Access root cause analysis tool
Note
To access root cause analysis tools, enable Asserts on your stack.
Within Kubernetes Monitoring, access Asserts Workbench to perform root cause analysis. From any list of Clusters, Nodes, workloads, namespaces, or Pods you choose, select the box to the left of the list item, and click the Compare in Asserts Workbench button. The RCA Workbench opens in a new tab.
Within any details page where the Assertions button appears, click it to continue your investigation into issues.
You can jump to the connections view in Asserts to view connections between entities.
Jump to the application layer
On the detail page for a Pod or workload, click Application Observability to navigate directly to more data, such as the service health.

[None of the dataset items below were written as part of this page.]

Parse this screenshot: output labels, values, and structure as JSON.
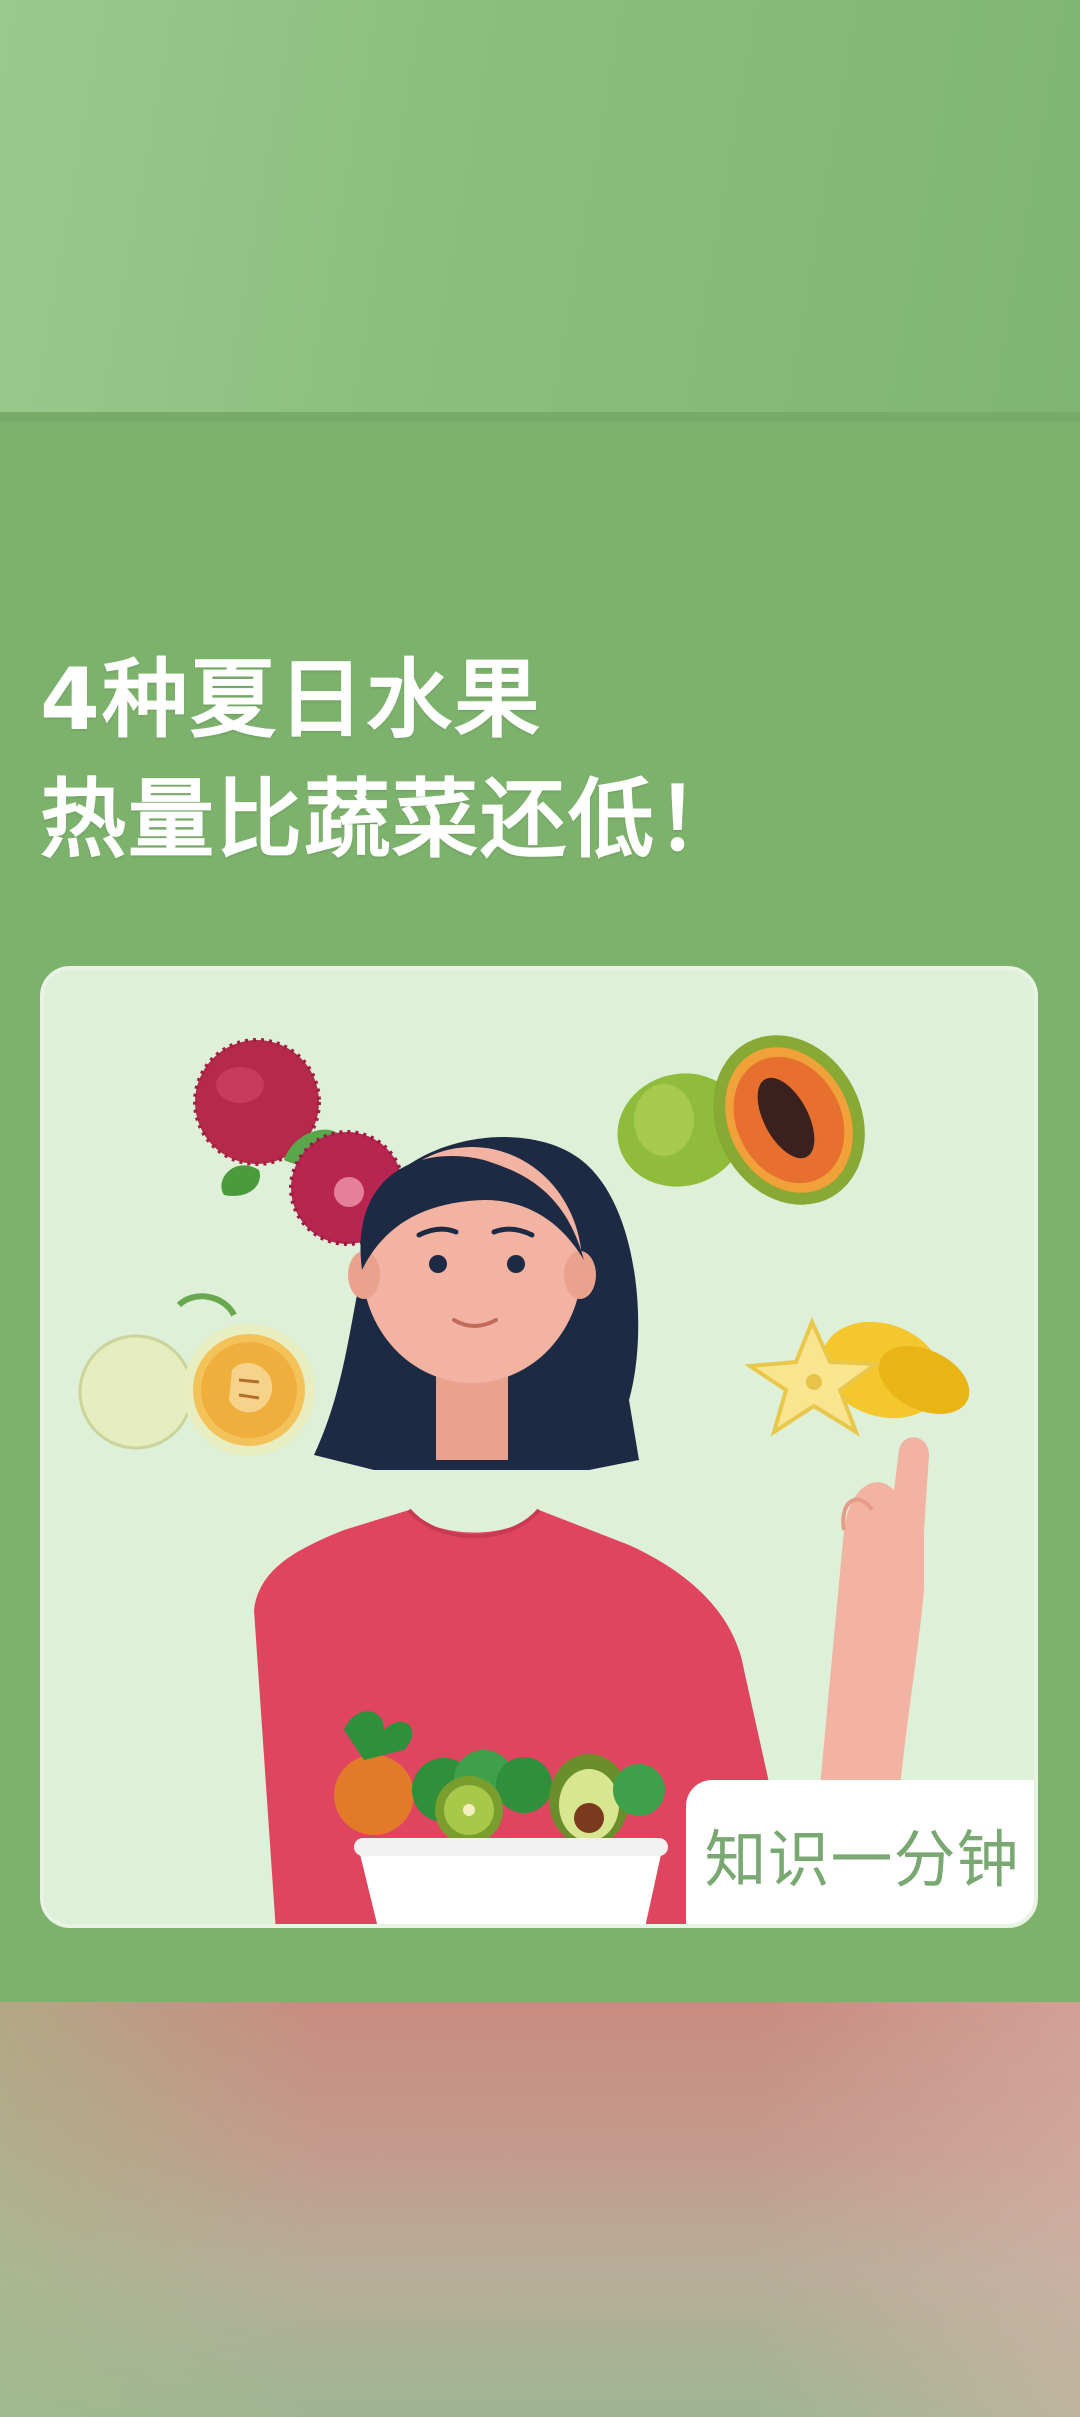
{
  "headline": {
    "line1": "4种夏日水果",
    "line2": "热量比蔬菜还低！"
  },
  "badge": {
    "text": "知识一分钟"
  },
  "illustration": {
    "fruits": [
      "bayberry",
      "papaya",
      "cantaloupe",
      "starfruit"
    ],
    "bowl": "salad-bowl",
    "colors": {
      "card_bg": "#dff0d8",
      "shirt": "#e0455f",
      "hair": "#1c2a44",
      "skin": "#f2b3a2"
    }
  }
}
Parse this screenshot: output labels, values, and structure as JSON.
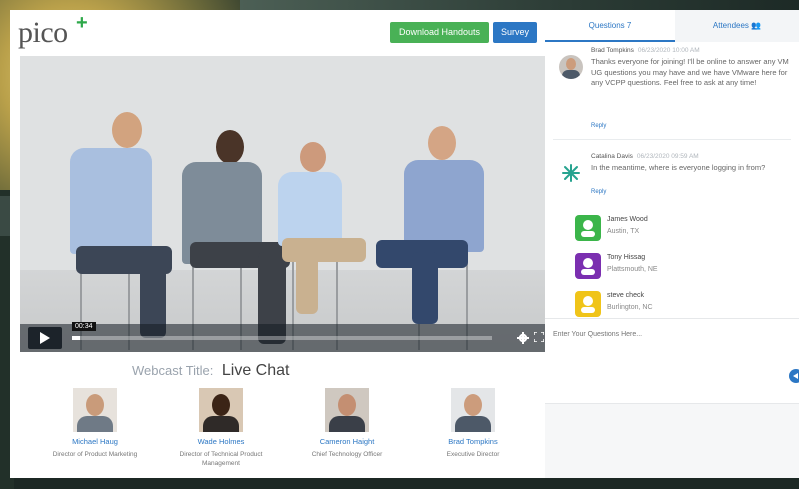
{
  "app": {
    "logo_text": "pico",
    "logo_plus": "+"
  },
  "toolbar": {
    "handouts_label": "Download Handouts",
    "survey_label": "Survey"
  },
  "video": {
    "timestamp": "00:34",
    "progress_fraction": 0.02
  },
  "webcast": {
    "title_label": "Webcast Title:",
    "title_value": "Live Chat"
  },
  "speakers": [
    {
      "name": "Michael Haug",
      "role": "Director of Product Marketing"
    },
    {
      "name": "Wade Holmes",
      "role": "Director of Technical Product Management"
    },
    {
      "name": "Cameron Haight",
      "role": "Chief Technology Officer"
    },
    {
      "name": "Brad Tompkins",
      "role": "Executive Director"
    }
  ],
  "side": {
    "tabs": [
      {
        "label": "Questions  7"
      },
      {
        "label": "Attendees  👥"
      }
    ],
    "messages": [
      {
        "author": "Brad Tompkins",
        "time": "06/23/2020 10:00 AM",
        "text": "Thanks everyone for joining! I'll be online to answer any VM UG questions you may have and we have VMware here for any VCPP questions. Feel free to ask at any time!",
        "reply": "Reply"
      },
      {
        "author": "Catalina Davis",
        "time": "06/23/2020 09:59 AM",
        "text": "In the meantime, where is everyone logging in from?",
        "reply": "Reply"
      }
    ],
    "attendees": [
      {
        "name": "James Wood",
        "location": "Austin, TX",
        "color": "#3bb54a"
      },
      {
        "name": "Tony Hissag",
        "location": "Plattsmouth, NE",
        "color": "#7b2fb0"
      },
      {
        "name": "steve check",
        "location": "Burlington, NC",
        "color": "#f0c419"
      }
    ],
    "ask_placeholder": "Enter Your Questions Here..."
  },
  "colors": {
    "accent_blue": "#2c77c4",
    "accent_green": "#49b156"
  }
}
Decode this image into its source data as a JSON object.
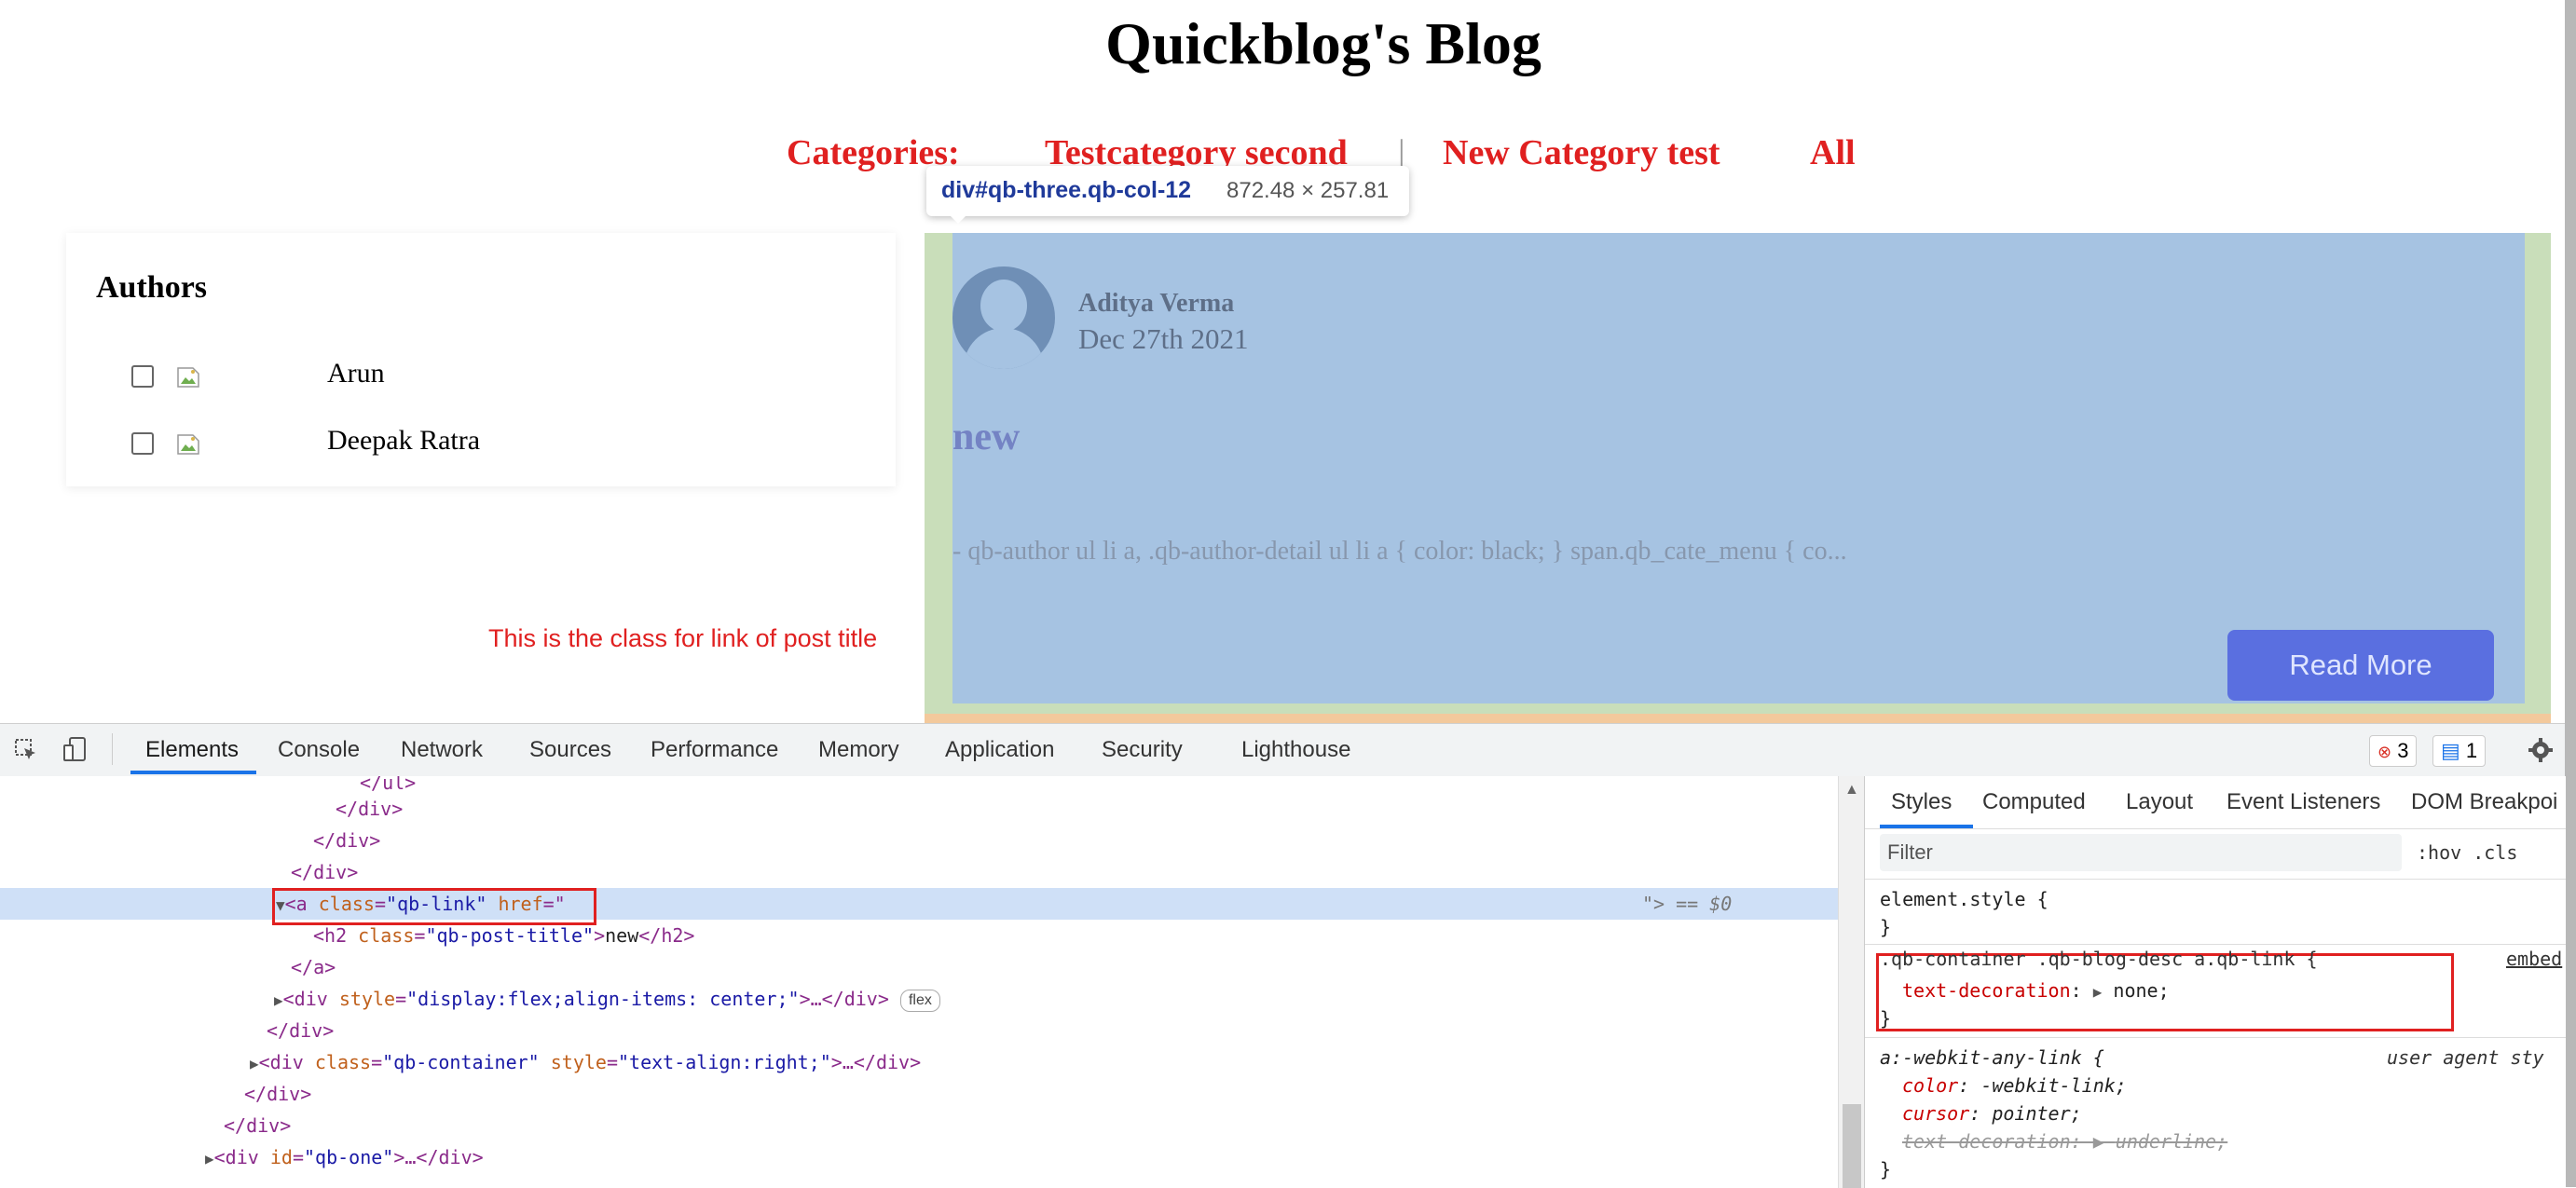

To return to Kubernetes Monitoring, click the browser back button.
View queries to troubleshoot with Explore
To further query data, use any of the Explore buttons available throughout the interface (such as Explore namespaces or Explore alerts). You see a view that provides additional query tools for troubleshooting.
Navigate to traces
If you choose to enable traces when you configure Kubernetes Monitoring, you can easily click to see them.
Click the main menu icon.
Click Explore.
Choose the Tempo data source.
With the TraceQL tab selected, enter your search query.
Click Run query.
A table of traces appears.
Click a trace to see the detail.
Manage configuration
If you have the admin
role, you can manage the configuration of Kubernetes Monitoring by working with:
- Data source choices
- Alerts
- Integration installations
- Optional custom log queries
- Configuration instructions for Grafana Kubernetes Monitoring Helm chart to deploy, configure, and keep it up to date
Access more information
Click the documentation links on a page to find more information about what you’re viewing.
Navigation tips
Here are some tips and shortcuts for getting around in Kubernetes Monitoring.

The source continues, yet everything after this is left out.